- Title card
- Genre: Sci-fi, Drama, Fantasy, Musical
- Created by: ABS-CBN Studios
- Based on: Kokey by Romy Suzara
- Directed by: Wenn V. Deramas Ruel S. Bayani
- Music by: Vince De Jesus
- Ending theme: "Kokey" by Joshua Cadeliña
- Country of origin: Philippines
- Original language: Tagalog
- No. of episodes: 70

Production
- Executive producer: Brenda Lee Estopacio
- Running time: 45 minutes
- Production company: Star Creatives

Original release
- Network: ABS-CBN
- Release: August 6 – November 9, 2007

Related
- Kokey at Ako

= Kokey (TV series) =

Kokey is a 2007 Philippine television drama broadcast by ABS-CBN. The series is based on the 1997 film of the same title. Directed by Wenn V. Deramas and Ruel S. Bayani, it stars Joshua Cadeliña, Julia Barretto, Ruffa Gutierrez, Redford White, Eugene Domingo, Rhap Salazar, Nova Villa, Joji Lorenzo, Boots Anson-Roa, Mylene Dizon and Ryan Eigenmann. It aired on the network's Primetime Bida line up and worldwide on TFC from August 6 to November 9, 2007, replacing Which Star Are You From and was replaced by Princess Sarah.

==Overview==
===Film===

The first Kokey encounter happened twenty years ago.
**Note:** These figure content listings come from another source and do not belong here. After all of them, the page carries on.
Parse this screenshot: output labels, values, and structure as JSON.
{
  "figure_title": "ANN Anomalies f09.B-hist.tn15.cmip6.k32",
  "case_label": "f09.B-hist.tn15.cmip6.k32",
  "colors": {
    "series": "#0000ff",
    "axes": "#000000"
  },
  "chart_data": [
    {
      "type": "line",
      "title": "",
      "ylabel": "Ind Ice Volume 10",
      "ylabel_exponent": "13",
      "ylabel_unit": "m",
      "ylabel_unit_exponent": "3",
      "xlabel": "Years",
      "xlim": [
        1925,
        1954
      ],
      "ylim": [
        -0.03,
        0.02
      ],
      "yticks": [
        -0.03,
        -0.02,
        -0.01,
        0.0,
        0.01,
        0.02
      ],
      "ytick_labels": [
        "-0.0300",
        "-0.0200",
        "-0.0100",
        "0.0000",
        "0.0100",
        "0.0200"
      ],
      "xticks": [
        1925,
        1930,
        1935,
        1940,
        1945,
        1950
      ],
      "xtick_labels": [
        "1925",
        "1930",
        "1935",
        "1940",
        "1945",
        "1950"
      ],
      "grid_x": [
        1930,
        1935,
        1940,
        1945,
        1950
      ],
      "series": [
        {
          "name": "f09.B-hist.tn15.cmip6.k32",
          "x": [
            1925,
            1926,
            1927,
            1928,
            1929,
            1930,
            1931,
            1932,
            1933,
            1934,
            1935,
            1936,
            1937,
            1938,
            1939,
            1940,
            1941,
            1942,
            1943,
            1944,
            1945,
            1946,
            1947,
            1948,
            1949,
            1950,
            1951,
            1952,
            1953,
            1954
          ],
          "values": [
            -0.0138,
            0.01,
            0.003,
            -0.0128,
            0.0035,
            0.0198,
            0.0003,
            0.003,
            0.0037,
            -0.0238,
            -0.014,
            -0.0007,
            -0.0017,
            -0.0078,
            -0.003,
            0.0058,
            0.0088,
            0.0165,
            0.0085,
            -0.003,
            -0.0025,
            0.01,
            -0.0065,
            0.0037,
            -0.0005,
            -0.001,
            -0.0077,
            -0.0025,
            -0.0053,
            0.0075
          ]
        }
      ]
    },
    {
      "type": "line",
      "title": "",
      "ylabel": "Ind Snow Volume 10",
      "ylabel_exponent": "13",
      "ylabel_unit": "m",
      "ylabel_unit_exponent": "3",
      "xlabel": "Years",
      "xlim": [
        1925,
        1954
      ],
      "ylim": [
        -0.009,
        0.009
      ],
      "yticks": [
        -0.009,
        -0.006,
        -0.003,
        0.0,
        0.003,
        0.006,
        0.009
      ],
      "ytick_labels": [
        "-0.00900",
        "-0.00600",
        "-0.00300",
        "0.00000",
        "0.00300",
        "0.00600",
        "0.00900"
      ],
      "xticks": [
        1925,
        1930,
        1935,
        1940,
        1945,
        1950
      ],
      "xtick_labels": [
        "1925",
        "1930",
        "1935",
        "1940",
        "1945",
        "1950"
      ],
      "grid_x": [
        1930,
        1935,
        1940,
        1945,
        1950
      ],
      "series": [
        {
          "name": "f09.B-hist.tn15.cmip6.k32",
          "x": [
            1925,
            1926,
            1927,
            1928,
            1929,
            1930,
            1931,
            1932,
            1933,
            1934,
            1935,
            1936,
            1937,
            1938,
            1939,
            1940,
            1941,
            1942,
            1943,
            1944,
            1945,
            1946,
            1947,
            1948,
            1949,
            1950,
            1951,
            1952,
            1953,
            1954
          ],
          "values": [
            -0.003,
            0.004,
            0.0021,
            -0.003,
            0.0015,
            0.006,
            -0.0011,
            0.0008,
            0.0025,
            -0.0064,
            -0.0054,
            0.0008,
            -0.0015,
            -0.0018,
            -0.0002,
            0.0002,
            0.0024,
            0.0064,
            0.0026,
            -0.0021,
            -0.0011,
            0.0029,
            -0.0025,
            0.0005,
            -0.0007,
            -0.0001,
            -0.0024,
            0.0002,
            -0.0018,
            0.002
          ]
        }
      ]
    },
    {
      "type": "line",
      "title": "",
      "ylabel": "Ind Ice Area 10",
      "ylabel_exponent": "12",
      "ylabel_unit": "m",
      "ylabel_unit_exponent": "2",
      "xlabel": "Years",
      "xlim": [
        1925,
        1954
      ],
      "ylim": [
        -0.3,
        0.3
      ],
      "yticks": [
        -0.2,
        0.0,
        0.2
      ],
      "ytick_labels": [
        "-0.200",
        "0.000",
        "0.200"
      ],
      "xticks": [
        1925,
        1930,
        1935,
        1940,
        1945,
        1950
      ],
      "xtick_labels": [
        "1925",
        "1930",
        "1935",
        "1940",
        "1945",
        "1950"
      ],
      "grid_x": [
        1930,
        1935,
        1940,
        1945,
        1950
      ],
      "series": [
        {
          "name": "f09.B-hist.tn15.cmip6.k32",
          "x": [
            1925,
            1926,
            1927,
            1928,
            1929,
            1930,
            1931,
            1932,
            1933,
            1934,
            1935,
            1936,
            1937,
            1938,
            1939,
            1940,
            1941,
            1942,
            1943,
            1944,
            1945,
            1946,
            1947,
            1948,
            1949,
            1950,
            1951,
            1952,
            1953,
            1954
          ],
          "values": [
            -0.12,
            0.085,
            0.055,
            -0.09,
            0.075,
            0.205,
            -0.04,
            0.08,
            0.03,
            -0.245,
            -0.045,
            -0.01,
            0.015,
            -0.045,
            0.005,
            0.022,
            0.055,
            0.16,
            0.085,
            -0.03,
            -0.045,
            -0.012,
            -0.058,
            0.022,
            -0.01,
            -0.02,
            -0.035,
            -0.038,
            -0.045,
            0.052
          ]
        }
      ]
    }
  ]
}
It was in 1997 when we were first introduced to the cute alien who had a penchant for befriending human beings. And his best friend then was the pre-pubescent Carlo Aquino in the movie entitled Kokey. It was directed by the same man who brought Cedie and Sarah, Ang Munting Prinsesa to the big screen---Romy Suzara.

==Plot==
An alien named Kokey from the planet Yekok had crash-landed on Earth in his ship. He eventually befriends a young orphan named Bong, and he helps Kokey to fix his ship so that he could return to planet Yekok. Kokey also befriends other people - Anna, the sister of Bong, Abie, an aspiring pilot who helped build Kokey's ship, and Peping. Meanwhile, Kokey's enemy, Korokoy, followed him to Earth in order to find a crystal which Kokey values the most. Bong, Anna, Abie & Peping must help Kokey to find the lost crystal, fix his ship in time, and defeat Korokoy. One night, as Kokey & the others were sleeping on a leaf (on their many adventures, they shrank at one point), Bong stayed awake & looked up at the sky, thinking sadly about his friend Kokey & what his life would look like without him (when he leaves for planet Yekok in the distant future). After singing a quite sad song about Kokey, he finally drifts off to sleep. The next day, they continue their search for the crystal. They encountered many mysteries & many problems they had to solve, but eventually they found the crystal & defeated Korokoy. Kokey's mother, Kakay, soon went to Earth to help her son. It turns out that Kokey's father, Kokoy, & Korokoy were enemies too. When they had found the crystal & defeated Korokoy, he said his final words: "I shall come back again!". Then Kokey & Kakay went off to Yekok in their spaceship. Once they were high in the night sky, his mother asked him, "Where's the crystal?" Then Kokey looked around & was alarmed to find out that he left the crystal with Bong! When his mother found out, they both cried, "AAAAAAAAAH!" as the spaceship flew away.

==Cast and characters==
===Main cast===
- Joshua Cadeliña as Bong
- Julia Barretto as Anna
- Ruffa Gutierrez as Trining
- Redford White as Nanding
- Eugene Domingo as Charisse
- Rhap Salazar as Jimboy
- Nova Villa as Sor. Aida
- Joji Lorenzo as Marcial
- Boots Anson-Roa as Doña Ingrid
- Mylene Dizon as Myra
- Ryan Eigenmann as Nicassio / Korokoy
- Zanjoe Marudo as Abi
- Megan Young as Shane
- Quintin Alianza as Peping

===Special participation===
- Sid Lucero as Isidro
- DJ Durano as Dr. DJ
- Jenny Miller as Divina
- Francis Magundayao as Elias
- Vice Ganda as Lyka Horse

==Sequel==
On ABS-CBN's Trade Launch for its then-upcoming shows for 2009, a preview was shown for the sequel with the title, "Kokey Returns". In November 2009, Kokey was included in the 21st Advertising Congress as ABS-CBN's then-upcoming 2010 programs. The sequel was retitled Kokey at Ako.